Injecting fun and games into Chinese lessons

Mr Ann Jong Juan, founder of Han Language Centre, will be launching a new kindergarten which will teach kids through play and use Chinese as a language medium for teaching most of its lessons.
Mr Ann Jong Juan, founder of Han Language Centre, will be launching a new kindergarten which will teach kids through play and use Chinese as a language medium for teaching most of its lessons.ST PHOTO: JONATHAN CHOO

Language centre uses stories and jokes to help students nurture interest in the subject

Some students dread Chinese lessons, but a language centre here is hoping to change that by bringing fun and laughter into class.

Han Language Centre, which has over 20 branches here, incorporates stories, jokes and games into Chinese lessons, making them more lively and less mundane.

Apart from covering the school syllabus, it also uses material from newspapers, songs, movies and dramas.

Mr Ann Jong Juan, 70, who founded the centre in 1993, writes his own curriculum to make learning of the language more interesting for students. He also seeks feedback from his teachers to make it relevant.

"I wanted to go beyond the syllabus, and help students have fun in the process," he said. "When they are happy, they will be more engaged and will enjoy the language."

Mr Ann, formerly a specialist writer for Chinese teaching materials with the Education Ministry, said lessons should be taught in a way that appeals to students.

He hopes such classes will also help them discover their culture and roots. For instance, the lessons may cover how some words come about.

"We want them to find joy in coming here to learn, and not see it as a chore," Mr Ann said.

"Besides enjoying themselves, we want them to leave the centre having learnt something."

His centre offers a range of programmes from tuition to courses to prepare students for national exams, such as the Primary School Leaving Examination and O levels.

The centre, which has some 4,500 students, boasts about 200 teachers, who receive training to help them engage students, among others.

"It is not just the teaching of content, but also about inculcating the joy of learning," said Mr Ann, who is also the centre's principal.

He noted that children hardly use the Chinese language beyond their classrooms these days.

"They have no chance to use the language.

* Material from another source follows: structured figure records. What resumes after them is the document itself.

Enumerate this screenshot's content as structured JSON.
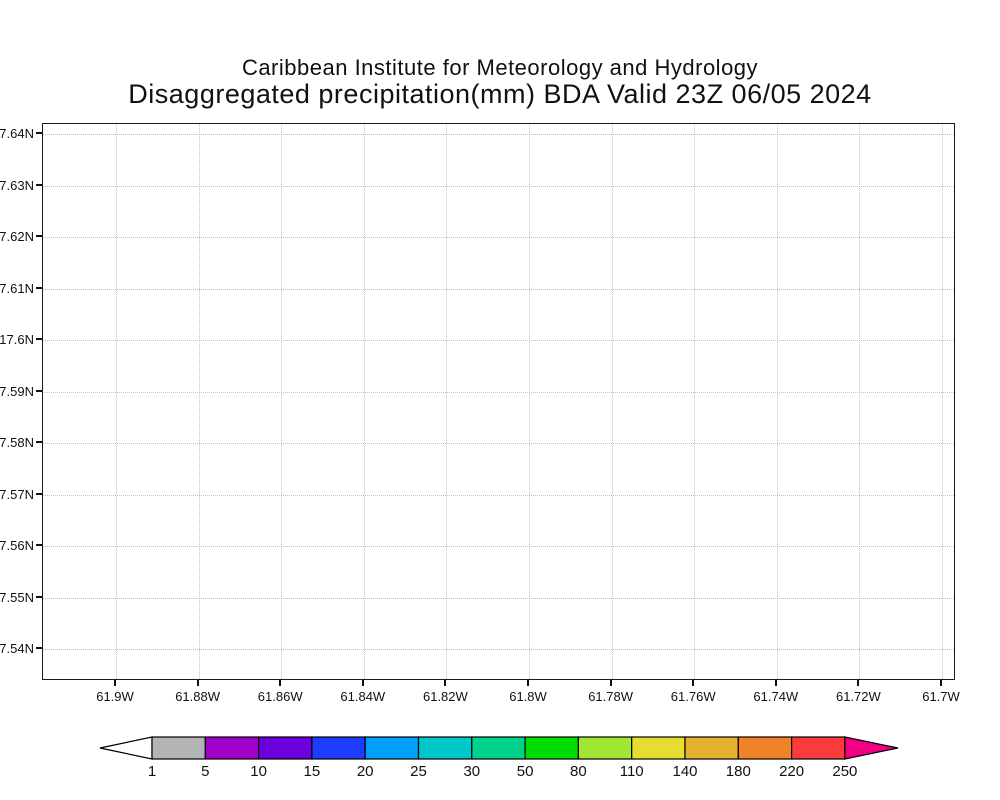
{
  "title": {
    "line1": "Caribbean Institute for Meteorology and Hydrology",
    "line2": "Disaggregated precipitation(mm) BDA Valid 23Z 06/05 2024"
  },
  "chart_data": {
    "type": "heatmap",
    "subtype": "lat-lon precipitation map (GrADS style), shaded field empty",
    "title": "Disaggregated precipitation(mm) BDA Valid 23Z 06/05 2024",
    "subtitle": "Caribbean Institute for Meteorology and Hydrology",
    "grid": true,
    "x_axis": {
      "ticks": [
        "61.9W",
        "61.88W",
        "61.86W",
        "61.84W",
        "61.82W",
        "61.8W",
        "61.78W",
        "61.76W",
        "61.74W",
        "61.72W",
        "61.7W"
      ]
    },
    "y_axis": {
      "ticks": [
        "7.64N",
        "7.63N",
        "7.62N",
        "7.61N",
        "17.6N",
        "7.59N",
        "7.58N",
        "7.57N",
        "7.56N",
        "7.55N",
        "7.54N"
      ]
    },
    "values": [],
    "note": "no precipitation shading or contours plotted inside the map area",
    "colorbar": {
      "labels": [
        "1",
        "5",
        "10",
        "15",
        "20",
        "25",
        "30",
        "50",
        "80",
        "110",
        "140",
        "180",
        "220",
        "250"
      ],
      "colors": [
        "#ffffff",
        "#b4b4b4",
        "#a000c8",
        "#6e00dc",
        "#1e3cff",
        "#00a0ff",
        "#00c8c8",
        "#00d28c",
        "#00dc00",
        "#a0e632",
        "#e6dc32",
        "#e6af2d",
        "#f08228",
        "#fa3c3c",
        "#f00082"
      ],
      "outline_color": "#000000"
    }
  }
}
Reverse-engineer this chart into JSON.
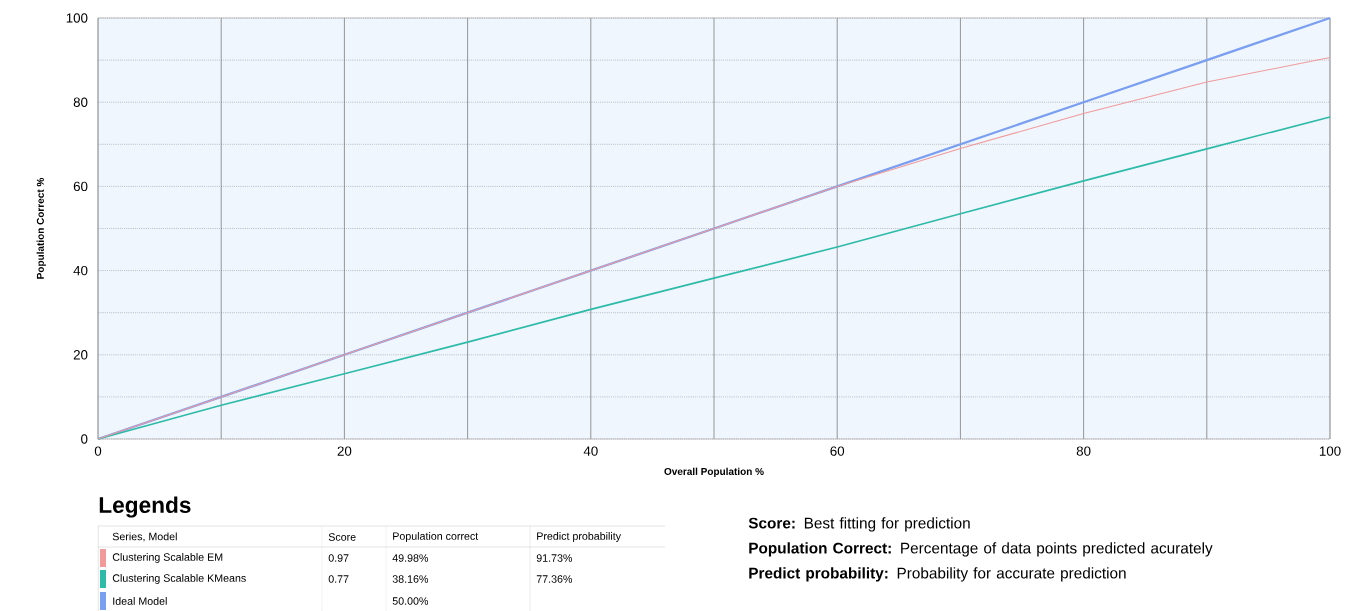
{
  "chart_data": {
    "type": "line",
    "xlabel": "Overall Population %",
    "ylabel": "Population Correct %",
    "x": [
      0,
      10,
      20,
      30,
      40,
      50,
      60,
      70,
      80,
      90,
      100
    ],
    "series": [
      {
        "name": "Clustering Scalable EM",
        "color": "#f09a9a",
        "values": [
          0,
          10,
          20,
          30,
          40,
          50,
          60,
          69,
          77.3,
          84.8,
          90.6
        ]
      },
      {
        "name": "Clustering Scalable KMeans",
        "color": "#2ebaa8",
        "values": [
          0,
          8,
          15.5,
          23,
          30.8,
          38.2,
          45.6,
          53.5,
          61.3,
          68.9,
          76.5
        ]
      },
      {
        "name": "Ideal Model",
        "color": "#7b9ff0",
        "values": [
          0,
          10,
          20,
          30,
          40,
          50,
          60,
          70,
          80,
          90,
          100
        ]
      }
    ],
    "xlim": [
      0,
      100
    ],
    "ylim": [
      0,
      100
    ],
    "xticks": [
      0,
      {
        "value": 10,
        "label": null
      },
      20,
      {
        "value": 30,
        "label": null
      },
      40,
      {
        "value": 50,
        "label": null
      },
      60,
      {
        "value": 70,
        "label": null
      },
      80,
      {
        "value": 90,
        "label": null
      },
      100
    ],
    "yticks": [
      0,
      {
        "value": 10,
        "label": null
      },
      20,
      {
        "value": 30,
        "label": null
      },
      40,
      {
        "value": 50,
        "label": null
      },
      60,
      {
        "value": 70,
        "label": null
      },
      80,
      {
        "value": 90,
        "label": null
      },
      100
    ],
    "grid": true,
    "legend": "bottom left",
    "legend_title": "Legends",
    "annotations": [
      "Series, Model",
      "Score",
      "Population correct",
      "Predict probability",
      "0.97",
      "49.98%",
      "91.73%",
      "0.77",
      "38.16%",
      "77.36%",
      "50.00%",
      "**Score:** Best fitting for prediction",
      "**Population Correct:** Percentage of data points predicted acurately",
      "**Predict probability:** Probability for accurate prediction"
    ]
  }
}
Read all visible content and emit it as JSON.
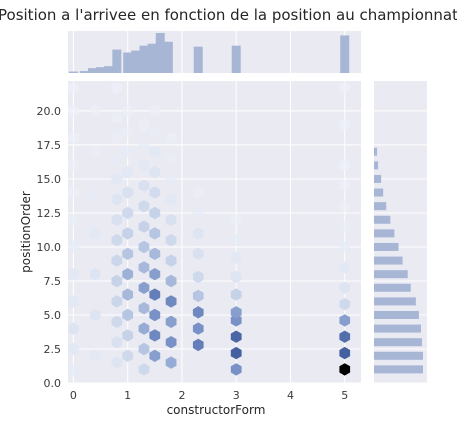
{
  "chart_data": {
    "type": "jointplot-hexbin",
    "title": "Position a l'arrivee en fonction de la position au championnat",
    "xlabel": "constructorForm",
    "ylabel": "positionOrder",
    "xlim": [
      -0.1,
      5.3
    ],
    "ylim": [
      0,
      22.2
    ],
    "x_ticks": [
      "0",
      "1",
      "2",
      "3",
      "4",
      "5"
    ],
    "y_ticks": [
      "0.0",
      "2.5",
      "5.0",
      "7.5",
      "10.0",
      "12.5",
      "15.0",
      "17.5",
      "20.0"
    ],
    "grid": true,
    "legend": "none",
    "colors": {
      "background": "#eaeaf2",
      "grid": "#ffffff",
      "marginal": "#a8b6d6",
      "hex_low": "#ffffff",
      "hex_high": "#000000"
    },
    "hexbin": [
      {
        "x": 0.0,
        "y": 1.0,
        "count": 0.08
      },
      {
        "x": 0.0,
        "y": 2.5,
        "count": 0.1
      },
      {
        "x": 0.0,
        "y": 4.0,
        "count": 0.12
      },
      {
        "x": 0.0,
        "y": 6.0,
        "count": 0.1
      },
      {
        "x": 0.0,
        "y": 8.0,
        "count": 0.1
      },
      {
        "x": 0.0,
        "y": 10.0,
        "count": 0.08
      },
      {
        "x": 0.0,
        "y": 12.0,
        "count": 0.06
      },
      {
        "x": 0.0,
        "y": 14.0,
        "count": 0.05
      },
      {
        "x": 0.0,
        "y": 16.0,
        "count": 0.05
      },
      {
        "x": 0.0,
        "y": 18.0,
        "count": 0.04
      },
      {
        "x": 0.0,
        "y": 20.0,
        "count": 0.04
      },
      {
        "x": 0.0,
        "y": 21.7,
        "count": 0.04
      },
      {
        "x": 0.4,
        "y": 2.0,
        "count": 0.1
      },
      {
        "x": 0.4,
        "y": 5.0,
        "count": 0.12
      },
      {
        "x": 0.4,
        "y": 8.0,
        "count": 0.12
      },
      {
        "x": 0.4,
        "y": 11.0,
        "count": 0.1
      },
      {
        "x": 0.4,
        "y": 14.0,
        "count": 0.08
      },
      {
        "x": 0.4,
        "y": 17.0,
        "count": 0.06
      },
      {
        "x": 0.4,
        "y": 20.0,
        "count": 0.05
      },
      {
        "x": 0.8,
        "y": 1.5,
        "count": 0.12
      },
      {
        "x": 0.8,
        "y": 3.0,
        "count": 0.15
      },
      {
        "x": 0.8,
        "y": 4.5,
        "count": 0.2
      },
      {
        "x": 0.8,
        "y": 6.0,
        "count": 0.22
      },
      {
        "x": 0.8,
        "y": 7.5,
        "count": 0.25
      },
      {
        "x": 0.8,
        "y": 9.0,
        "count": 0.22
      },
      {
        "x": 0.8,
        "y": 10.5,
        "count": 0.2
      },
      {
        "x": 0.8,
        "y": 12.0,
        "count": 0.15
      },
      {
        "x": 0.8,
        "y": 13.5,
        "count": 0.12
      },
      {
        "x": 0.8,
        "y": 15.0,
        "count": 0.1
      },
      {
        "x": 0.8,
        "y": 16.5,
        "count": 0.08
      },
      {
        "x": 0.8,
        "y": 18.0,
        "count": 0.06
      },
      {
        "x": 0.8,
        "y": 19.5,
        "count": 0.05
      },
      {
        "x": 0.8,
        "y": 21.7,
        "count": 0.04
      },
      {
        "x": 1.0,
        "y": 2.0,
        "count": 0.2
      },
      {
        "x": 1.0,
        "y": 3.5,
        "count": 0.25
      },
      {
        "x": 1.0,
        "y": 5.0,
        "count": 0.3
      },
      {
        "x": 1.0,
        "y": 6.5,
        "count": 0.35
      },
      {
        "x": 1.0,
        "y": 8.0,
        "count": 0.38
      },
      {
        "x": 1.0,
        "y": 9.5,
        "count": 0.3
      },
      {
        "x": 1.0,
        "y": 11.0,
        "count": 0.25
      },
      {
        "x": 1.0,
        "y": 12.5,
        "count": 0.2
      },
      {
        "x": 1.0,
        "y": 14.0,
        "count": 0.15
      },
      {
        "x": 1.0,
        "y": 15.5,
        "count": 0.1
      },
      {
        "x": 1.0,
        "y": 17.0,
        "count": 0.08
      },
      {
        "x": 1.0,
        "y": 18.5,
        "count": 0.06
      },
      {
        "x": 1.0,
        "y": 20.0,
        "count": 0.05
      },
      {
        "x": 1.3,
        "y": 1.0,
        "count": 0.2
      },
      {
        "x": 1.3,
        "y": 2.5,
        "count": 0.3
      },
      {
        "x": 1.3,
        "y": 4.0,
        "count": 0.4
      },
      {
        "x": 1.3,
        "y": 5.5,
        "count": 0.35
      },
      {
        "x": 1.3,
        "y": 7.0,
        "count": 0.45
      },
      {
        "x": 1.3,
        "y": 8.5,
        "count": 0.35
      },
      {
        "x": 1.3,
        "y": 10.0,
        "count": 0.3
      },
      {
        "x": 1.3,
        "y": 11.5,
        "count": 0.25
      },
      {
        "x": 1.3,
        "y": 13.0,
        "count": 0.2
      },
      {
        "x": 1.3,
        "y": 14.5,
        "count": 0.15
      },
      {
        "x": 1.3,
        "y": 16.0,
        "count": 0.1
      },
      {
        "x": 1.3,
        "y": 17.5,
        "count": 0.08
      },
      {
        "x": 1.3,
        "y": 19.0,
        "count": 0.05
      },
      {
        "x": 1.5,
        "y": 2.0,
        "count": 0.45
      },
      {
        "x": 1.5,
        "y": 3.5,
        "count": 0.55
      },
      {
        "x": 1.5,
        "y": 5.0,
        "count": 0.5
      },
      {
        "x": 1.5,
        "y": 6.5,
        "count": 0.6
      },
      {
        "x": 1.5,
        "y": 8.0,
        "count": 0.45
      },
      {
        "x": 1.5,
        "y": 9.5,
        "count": 0.35
      },
      {
        "x": 1.5,
        "y": 11.0,
        "count": 0.3
      },
      {
        "x": 1.5,
        "y": 12.5,
        "count": 0.25
      },
      {
        "x": 1.5,
        "y": 14.0,
        "count": 0.18
      },
      {
        "x": 1.5,
        "y": 15.5,
        "count": 0.12
      },
      {
        "x": 1.5,
        "y": 17.0,
        "count": 0.1
      },
      {
        "x": 1.5,
        "y": 18.5,
        "count": 0.07
      },
      {
        "x": 1.5,
        "y": 20.0,
        "count": 0.05
      },
      {
        "x": 1.8,
        "y": 1.5,
        "count": 0.4
      },
      {
        "x": 1.8,
        "y": 3.0,
        "count": 0.5
      },
      {
        "x": 1.8,
        "y": 4.5,
        "count": 0.45
      },
      {
        "x": 1.8,
        "y": 6.0,
        "count": 0.55
      },
      {
        "x": 1.8,
        "y": 7.5,
        "count": 0.35
      },
      {
        "x": 1.8,
        "y": 9.0,
        "count": 0.25
      },
      {
        "x": 1.8,
        "y": 10.5,
        "count": 0.2
      },
      {
        "x": 1.8,
        "y": 12.0,
        "count": 0.15
      },
      {
        "x": 1.8,
        "y": 13.5,
        "count": 0.1
      },
      {
        "x": 1.8,
        "y": 15.0,
        "count": 0.08
      },
      {
        "x": 1.8,
        "y": 16.5,
        "count": 0.06
      },
      {
        "x": 1.8,
        "y": 18.0,
        "count": 0.05
      },
      {
        "x": 2.3,
        "y": 2.8,
        "count": 0.6
      },
      {
        "x": 2.3,
        "y": 4.0,
        "count": 0.5
      },
      {
        "x": 2.3,
        "y": 5.2,
        "count": 0.55
      },
      {
        "x": 2.3,
        "y": 6.4,
        "count": 0.3
      },
      {
        "x": 2.3,
        "y": 7.8,
        "count": 0.2
      },
      {
        "x": 2.3,
        "y": 9.5,
        "count": 0.15
      },
      {
        "x": 2.3,
        "y": 11.0,
        "count": 0.12
      },
      {
        "x": 2.3,
        "y": 12.5,
        "count": 0.08
      },
      {
        "x": 2.3,
        "y": 14.0,
        "count": 0.05
      },
      {
        "x": 3.0,
        "y": 1.0,
        "count": 0.5
      },
      {
        "x": 3.0,
        "y": 2.2,
        "count": 0.75
      },
      {
        "x": 3.0,
        "y": 3.4,
        "count": 0.72
      },
      {
        "x": 3.0,
        "y": 4.6,
        "count": 0.5
      },
      {
        "x": 3.0,
        "y": 5.2,
        "count": 0.45
      },
      {
        "x": 3.0,
        "y": 6.5,
        "count": 0.25
      },
      {
        "x": 3.0,
        "y": 7.8,
        "count": 0.12
      },
      {
        "x": 3.0,
        "y": 9.2,
        "count": 0.1
      },
      {
        "x": 3.0,
        "y": 10.5,
        "count": 0.08
      },
      {
        "x": 3.0,
        "y": 12.0,
        "count": 0.05
      },
      {
        "x": 5.0,
        "y": 1.0,
        "count": 1.0
      },
      {
        "x": 5.0,
        "y": 2.2,
        "count": 0.75
      },
      {
        "x": 5.0,
        "y": 3.4,
        "count": 0.68
      },
      {
        "x": 5.0,
        "y": 4.6,
        "count": 0.45
      },
      {
        "x": 5.0,
        "y": 5.8,
        "count": 0.2
      },
      {
        "x": 5.0,
        "y": 7.0,
        "count": 0.12
      },
      {
        "x": 5.0,
        "y": 8.5,
        "count": 0.1
      },
      {
        "x": 5.0,
        "y": 10.0,
        "count": 0.08
      },
      {
        "x": 5.0,
        "y": 11.5,
        "count": 0.06
      },
      {
        "x": 5.0,
        "y": 13.0,
        "count": 0.05
      },
      {
        "x": 5.0,
        "y": 14.5,
        "count": 0.04
      },
      {
        "x": 5.0,
        "y": 16.0,
        "count": 0.04
      },
      {
        "x": 5.0,
        "y": 19.0,
        "count": 0.04
      },
      {
        "x": 5.0,
        "y": 21.7,
        "count": 0.04
      }
    ],
    "marginal_x": [
      {
        "x": 0.0,
        "count": 3
      },
      {
        "x": 0.2,
        "count": 4
      },
      {
        "x": 0.35,
        "count": 10
      },
      {
        "x": 0.5,
        "count": 12
      },
      {
        "x": 0.65,
        "count": 14
      },
      {
        "x": 0.8,
        "count": 48
      },
      {
        "x": 1.0,
        "count": 42
      },
      {
        "x": 1.15,
        "count": 46
      },
      {
        "x": 1.3,
        "count": 56
      },
      {
        "x": 1.45,
        "count": 60
      },
      {
        "x": 1.6,
        "count": 82
      },
      {
        "x": 1.75,
        "count": 64
      },
      {
        "x": 2.3,
        "count": 54
      },
      {
        "x": 3.0,
        "count": 56
      },
      {
        "x": 5.0,
        "count": 77
      }
    ],
    "marginal_y": [
      {
        "y": 1.0,
        "count": 48
      },
      {
        "y": 2.0,
        "count": 48
      },
      {
        "y": 3.0,
        "count": 47
      },
      {
        "y": 4.0,
        "count": 46
      },
      {
        "y": 5.0,
        "count": 44
      },
      {
        "y": 6.0,
        "count": 41
      },
      {
        "y": 7.0,
        "count": 36
      },
      {
        "y": 8.0,
        "count": 33
      },
      {
        "y": 9.0,
        "count": 28
      },
      {
        "y": 10.0,
        "count": 24
      },
      {
        "y": 11.0,
        "count": 20
      },
      {
        "y": 12.0,
        "count": 16
      },
      {
        "y": 13.0,
        "count": 12
      },
      {
        "y": 14.0,
        "count": 9
      },
      {
        "y": 15.0,
        "count": 7
      },
      {
        "y": 16.0,
        "count": 4
      },
      {
        "y": 17.0,
        "count": 3
      }
    ]
  }
}
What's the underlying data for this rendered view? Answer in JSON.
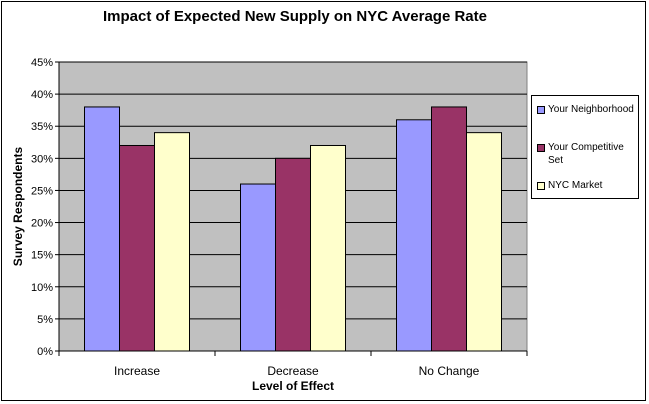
{
  "chart_data": {
    "type": "bar",
    "title": "Impact of Expected New Supply on NYC Average Rate",
    "xlabel": "Level of Effect",
    "ylabel": "Survey Respondents",
    "categories": [
      "Increase",
      "Decrease",
      "No Change"
    ],
    "ylim": [
      0,
      45
    ],
    "yticks": [
      "0%",
      "5%",
      "10%",
      "15%",
      "20%",
      "25%",
      "30%",
      "35%",
      "40%",
      "45%"
    ],
    "grid": true,
    "legend_position": "right",
    "series": [
      {
        "name": "Your Neighborhood",
        "values": [
          38,
          26,
          36
        ],
        "color": "#9999ff"
      },
      {
        "name": "Your Competitive Set",
        "values": [
          32,
          30,
          38
        ],
        "color": "#993366"
      },
      {
        "name": "NYC Market",
        "values": [
          34,
          32,
          34
        ],
        "color": "#ffffcc"
      }
    ],
    "plot_background": "#c0c0c0"
  }
}
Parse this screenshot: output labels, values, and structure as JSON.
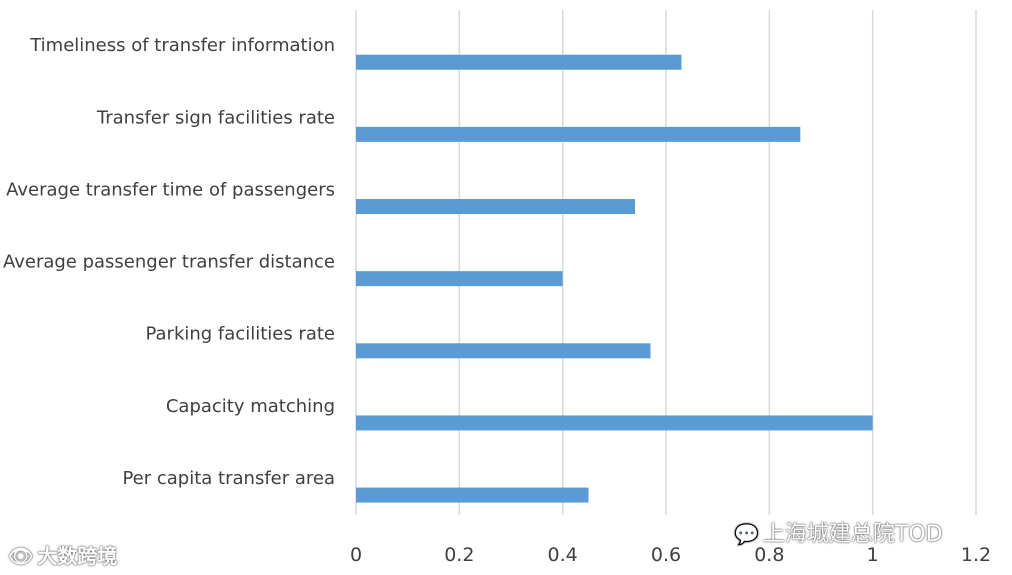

To improve, they must practise it," he said, adding that the environment they are immersed in plays a big part.

Soon, the centre will be starting a kindergarten, known as Han Junior, which will teach kids through play. Unlike many kindergartens here, Han Junior will use Chinese as a language medium for teaching most of its lessons.

Mr Ann, who was awarded the Cultural Medallion for drama in 1990 in recognition of his contributions to Singapore theatre, said lessons at the kindergarten will begin with fun activities such as games.

But Mr Ann is not stopping there.

He has plans to roll out adult courses, such as culture and history classes for seniors and conversational Mandarin classes for those who have lost touch with the language. Over the years, Mr Ann has seen more non-Chinese, including Malays and Indians, picking up the language at his centre, which is also exploring an expansion overseas.

"They see that the Chinese language has importance in the future," he said. "Hopefully, more people, young or old, can find a reason to learn the language."

Parent Sewan Lee, 37, who has two sons aged three and five, has been sending his older child to the language centre since last year.

The supply chain project manager, said the boy, who is of Korean descent, wanted to learn Chinese and has since developed an interest in it.